Two NASA satellites designed to make unprecedented measurements of Earth's clouds and atmosphere must wait yet another day to begin their mission after a high winds prevented their launch early Tuesday.
The high upper level winds were detected just four minutes before liftoff, forcing flight controllers to scrub the latest launch attempt for NASA's CloudSat and CALIPSO satellites and their Delta 2 booster. The two satellites were scheduled to rocket spaceward from California's Vandenberg Air Force Base precisely at 6:02 a.m. EDT (1002 GMT).
"We are in the process of preparing for a 24-hour recycle," NASA launch commentator Bruce Buckingham said after the scrub, which occurred after what had been a nearly flawless countdown before the high winds were detected.
Launch controllers are now preparing to launch NASA's CloudSat and CALIPSO satellites on April 26 at 6:02 a.m. EDT, Buckingham said. Because the space shot must launch exactly on time, there is little room to accommodate last minute issues such as high upper level winds, he added.
A similar last-minute glitch - a communications problem with the CALIPSO spacecraft - scrubbed an initial April 21 launch attempt just 48 seconds before liftoff. The unavailability of a refueling plane for a radar tracking aircraft required to monitor the launch also prevented Saturday and Sunday launch plans, NASA said.
CloudSat and CALIPSO are designed to study clouds and aerosols - fine particles suspended in Earth's atmosphere - in three dimensions.

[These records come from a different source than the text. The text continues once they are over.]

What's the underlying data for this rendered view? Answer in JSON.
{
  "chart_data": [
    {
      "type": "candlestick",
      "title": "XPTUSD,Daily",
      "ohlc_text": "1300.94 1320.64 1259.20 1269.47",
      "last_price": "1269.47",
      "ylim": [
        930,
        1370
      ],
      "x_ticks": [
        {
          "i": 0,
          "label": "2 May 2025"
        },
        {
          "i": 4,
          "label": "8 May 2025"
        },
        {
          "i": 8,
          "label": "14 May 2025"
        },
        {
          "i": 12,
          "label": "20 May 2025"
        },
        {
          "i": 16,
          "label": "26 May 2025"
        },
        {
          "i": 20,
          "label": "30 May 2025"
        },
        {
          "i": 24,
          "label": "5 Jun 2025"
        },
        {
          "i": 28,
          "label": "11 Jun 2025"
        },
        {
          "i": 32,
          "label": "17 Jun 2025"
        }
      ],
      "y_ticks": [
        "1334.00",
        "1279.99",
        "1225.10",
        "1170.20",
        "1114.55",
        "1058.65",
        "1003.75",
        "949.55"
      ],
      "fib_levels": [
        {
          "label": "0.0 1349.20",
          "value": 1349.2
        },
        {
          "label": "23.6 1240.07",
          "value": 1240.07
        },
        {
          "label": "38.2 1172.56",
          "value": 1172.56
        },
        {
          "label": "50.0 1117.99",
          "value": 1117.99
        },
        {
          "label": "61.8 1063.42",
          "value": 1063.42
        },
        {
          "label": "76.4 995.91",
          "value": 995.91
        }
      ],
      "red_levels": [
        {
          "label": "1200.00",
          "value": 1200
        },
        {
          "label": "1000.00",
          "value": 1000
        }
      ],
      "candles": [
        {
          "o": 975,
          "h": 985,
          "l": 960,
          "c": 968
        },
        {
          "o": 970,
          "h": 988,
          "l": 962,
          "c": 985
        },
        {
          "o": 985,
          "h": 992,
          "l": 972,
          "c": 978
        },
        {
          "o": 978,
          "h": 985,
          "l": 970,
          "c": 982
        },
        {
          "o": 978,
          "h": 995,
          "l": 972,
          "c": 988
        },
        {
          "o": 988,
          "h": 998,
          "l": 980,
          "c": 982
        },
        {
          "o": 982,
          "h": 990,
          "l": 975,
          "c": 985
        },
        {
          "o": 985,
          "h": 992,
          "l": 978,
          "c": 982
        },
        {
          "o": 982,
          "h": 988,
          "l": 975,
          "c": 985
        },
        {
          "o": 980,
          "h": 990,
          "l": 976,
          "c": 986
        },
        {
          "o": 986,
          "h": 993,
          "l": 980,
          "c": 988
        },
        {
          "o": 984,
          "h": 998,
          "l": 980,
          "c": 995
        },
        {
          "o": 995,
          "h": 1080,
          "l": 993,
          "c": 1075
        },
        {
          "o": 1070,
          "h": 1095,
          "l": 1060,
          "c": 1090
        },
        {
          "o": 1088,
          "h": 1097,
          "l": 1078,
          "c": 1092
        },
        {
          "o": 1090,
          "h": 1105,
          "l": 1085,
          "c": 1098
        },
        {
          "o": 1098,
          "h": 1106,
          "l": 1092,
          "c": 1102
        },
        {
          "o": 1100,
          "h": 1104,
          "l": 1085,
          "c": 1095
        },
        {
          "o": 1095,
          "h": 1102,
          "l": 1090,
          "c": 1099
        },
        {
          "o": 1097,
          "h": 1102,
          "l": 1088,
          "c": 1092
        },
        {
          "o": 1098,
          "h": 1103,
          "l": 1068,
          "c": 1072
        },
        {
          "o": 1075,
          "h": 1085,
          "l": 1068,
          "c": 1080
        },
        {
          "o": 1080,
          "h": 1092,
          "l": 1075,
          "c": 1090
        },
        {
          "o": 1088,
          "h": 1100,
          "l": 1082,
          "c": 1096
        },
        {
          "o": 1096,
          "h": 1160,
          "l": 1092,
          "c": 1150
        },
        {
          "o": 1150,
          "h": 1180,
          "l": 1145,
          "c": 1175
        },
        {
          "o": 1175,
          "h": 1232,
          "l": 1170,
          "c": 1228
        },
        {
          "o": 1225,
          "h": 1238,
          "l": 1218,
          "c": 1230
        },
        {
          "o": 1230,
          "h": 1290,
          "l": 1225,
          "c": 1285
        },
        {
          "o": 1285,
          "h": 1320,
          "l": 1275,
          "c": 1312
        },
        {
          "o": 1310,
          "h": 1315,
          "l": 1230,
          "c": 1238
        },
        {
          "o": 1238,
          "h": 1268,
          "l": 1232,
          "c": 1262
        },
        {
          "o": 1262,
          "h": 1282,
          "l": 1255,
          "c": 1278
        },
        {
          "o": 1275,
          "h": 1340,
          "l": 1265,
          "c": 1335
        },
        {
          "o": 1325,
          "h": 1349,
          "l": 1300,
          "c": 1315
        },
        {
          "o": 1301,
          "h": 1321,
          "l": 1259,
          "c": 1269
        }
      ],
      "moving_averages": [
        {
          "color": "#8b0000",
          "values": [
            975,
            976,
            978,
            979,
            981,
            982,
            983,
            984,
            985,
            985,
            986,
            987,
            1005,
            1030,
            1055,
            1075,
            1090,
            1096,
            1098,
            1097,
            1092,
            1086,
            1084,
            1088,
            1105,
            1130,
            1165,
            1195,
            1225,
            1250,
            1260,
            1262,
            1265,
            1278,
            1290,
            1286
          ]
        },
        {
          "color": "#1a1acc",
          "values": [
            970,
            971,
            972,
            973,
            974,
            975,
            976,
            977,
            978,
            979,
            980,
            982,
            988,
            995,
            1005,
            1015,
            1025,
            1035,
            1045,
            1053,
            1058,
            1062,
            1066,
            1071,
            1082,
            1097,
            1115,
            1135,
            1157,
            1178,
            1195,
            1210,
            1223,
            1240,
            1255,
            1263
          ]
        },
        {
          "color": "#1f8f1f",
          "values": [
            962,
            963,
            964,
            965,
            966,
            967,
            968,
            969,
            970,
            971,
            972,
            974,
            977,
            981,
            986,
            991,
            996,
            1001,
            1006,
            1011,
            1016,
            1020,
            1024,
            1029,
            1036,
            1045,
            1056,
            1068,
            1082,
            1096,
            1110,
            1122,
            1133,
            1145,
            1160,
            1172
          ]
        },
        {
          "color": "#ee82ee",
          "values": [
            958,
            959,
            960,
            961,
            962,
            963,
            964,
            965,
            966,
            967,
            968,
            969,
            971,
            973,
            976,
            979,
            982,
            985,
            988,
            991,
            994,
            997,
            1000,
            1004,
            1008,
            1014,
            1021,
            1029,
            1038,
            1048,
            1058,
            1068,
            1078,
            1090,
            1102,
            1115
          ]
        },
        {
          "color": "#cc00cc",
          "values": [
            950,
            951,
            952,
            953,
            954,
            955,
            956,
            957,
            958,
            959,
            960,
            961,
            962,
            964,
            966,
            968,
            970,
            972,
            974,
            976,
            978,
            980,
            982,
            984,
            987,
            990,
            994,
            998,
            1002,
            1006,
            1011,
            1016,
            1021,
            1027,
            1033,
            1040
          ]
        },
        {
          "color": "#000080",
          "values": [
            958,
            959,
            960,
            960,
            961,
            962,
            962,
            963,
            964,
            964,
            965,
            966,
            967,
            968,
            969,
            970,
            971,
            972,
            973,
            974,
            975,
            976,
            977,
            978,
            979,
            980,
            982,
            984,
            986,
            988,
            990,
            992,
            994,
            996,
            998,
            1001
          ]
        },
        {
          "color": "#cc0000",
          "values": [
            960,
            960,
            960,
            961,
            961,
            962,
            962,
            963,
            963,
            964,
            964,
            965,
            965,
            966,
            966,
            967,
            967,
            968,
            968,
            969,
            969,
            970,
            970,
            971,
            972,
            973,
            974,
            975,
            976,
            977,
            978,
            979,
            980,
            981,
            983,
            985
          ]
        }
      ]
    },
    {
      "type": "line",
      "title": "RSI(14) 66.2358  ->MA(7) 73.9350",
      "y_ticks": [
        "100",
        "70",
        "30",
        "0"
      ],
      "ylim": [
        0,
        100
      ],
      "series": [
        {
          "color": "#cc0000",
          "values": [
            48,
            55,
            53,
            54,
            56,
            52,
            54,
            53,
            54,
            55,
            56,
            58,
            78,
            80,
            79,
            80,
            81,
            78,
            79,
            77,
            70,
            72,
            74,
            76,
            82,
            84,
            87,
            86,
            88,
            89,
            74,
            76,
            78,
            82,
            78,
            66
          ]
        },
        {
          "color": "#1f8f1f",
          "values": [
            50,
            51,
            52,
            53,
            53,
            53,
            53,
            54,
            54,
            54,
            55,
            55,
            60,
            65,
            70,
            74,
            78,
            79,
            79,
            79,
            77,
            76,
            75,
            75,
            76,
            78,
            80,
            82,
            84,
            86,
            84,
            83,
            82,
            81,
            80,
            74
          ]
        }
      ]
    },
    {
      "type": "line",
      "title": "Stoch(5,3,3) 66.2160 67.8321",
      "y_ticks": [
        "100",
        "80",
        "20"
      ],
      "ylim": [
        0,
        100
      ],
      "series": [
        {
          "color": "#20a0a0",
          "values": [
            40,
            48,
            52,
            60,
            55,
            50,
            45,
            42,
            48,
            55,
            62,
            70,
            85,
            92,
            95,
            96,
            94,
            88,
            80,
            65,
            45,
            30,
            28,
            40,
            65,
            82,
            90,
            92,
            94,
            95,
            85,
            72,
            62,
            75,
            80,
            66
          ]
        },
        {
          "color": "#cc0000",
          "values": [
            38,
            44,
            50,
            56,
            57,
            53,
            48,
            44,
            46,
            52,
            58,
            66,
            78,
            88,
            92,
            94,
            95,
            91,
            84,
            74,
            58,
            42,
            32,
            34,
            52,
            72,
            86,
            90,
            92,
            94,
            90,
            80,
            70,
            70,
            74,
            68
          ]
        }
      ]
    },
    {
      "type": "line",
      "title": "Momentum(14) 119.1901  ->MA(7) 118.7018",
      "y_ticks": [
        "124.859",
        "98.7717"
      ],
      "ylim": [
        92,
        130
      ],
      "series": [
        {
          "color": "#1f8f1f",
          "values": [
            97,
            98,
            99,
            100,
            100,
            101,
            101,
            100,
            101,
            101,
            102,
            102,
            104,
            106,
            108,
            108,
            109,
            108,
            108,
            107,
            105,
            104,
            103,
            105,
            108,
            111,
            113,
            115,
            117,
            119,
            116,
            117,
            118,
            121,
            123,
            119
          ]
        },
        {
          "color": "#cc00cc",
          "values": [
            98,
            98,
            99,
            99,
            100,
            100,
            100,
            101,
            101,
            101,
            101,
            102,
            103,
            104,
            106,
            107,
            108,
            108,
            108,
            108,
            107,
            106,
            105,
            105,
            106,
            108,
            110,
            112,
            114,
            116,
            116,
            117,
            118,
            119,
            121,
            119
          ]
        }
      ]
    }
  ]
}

The $185 million CloudSat mission will use a powerful, 90 gigahertz radar to penetrate clouds and identify individual cloud particles, water and snow. The $223 million CALIPSO - or Cloud-Aerosol Lidar and Infrared Pathfinder Satellite Observations - mission a cooperative effort between NASA and the French Space Agency (CNES), and features a laser-ranging lidar instrument and two other tools to study aerosol distribution in the Earth's atmosphere.
Once launched, CloudSat and CALIPSO are expected to reach an orbit of 438 miles (705 kilometers) and join France's PARASOL satellite and NASA's Aqua and Aura spacecraft to make up the "Afternoon Train" Earth-watching system, NASA said.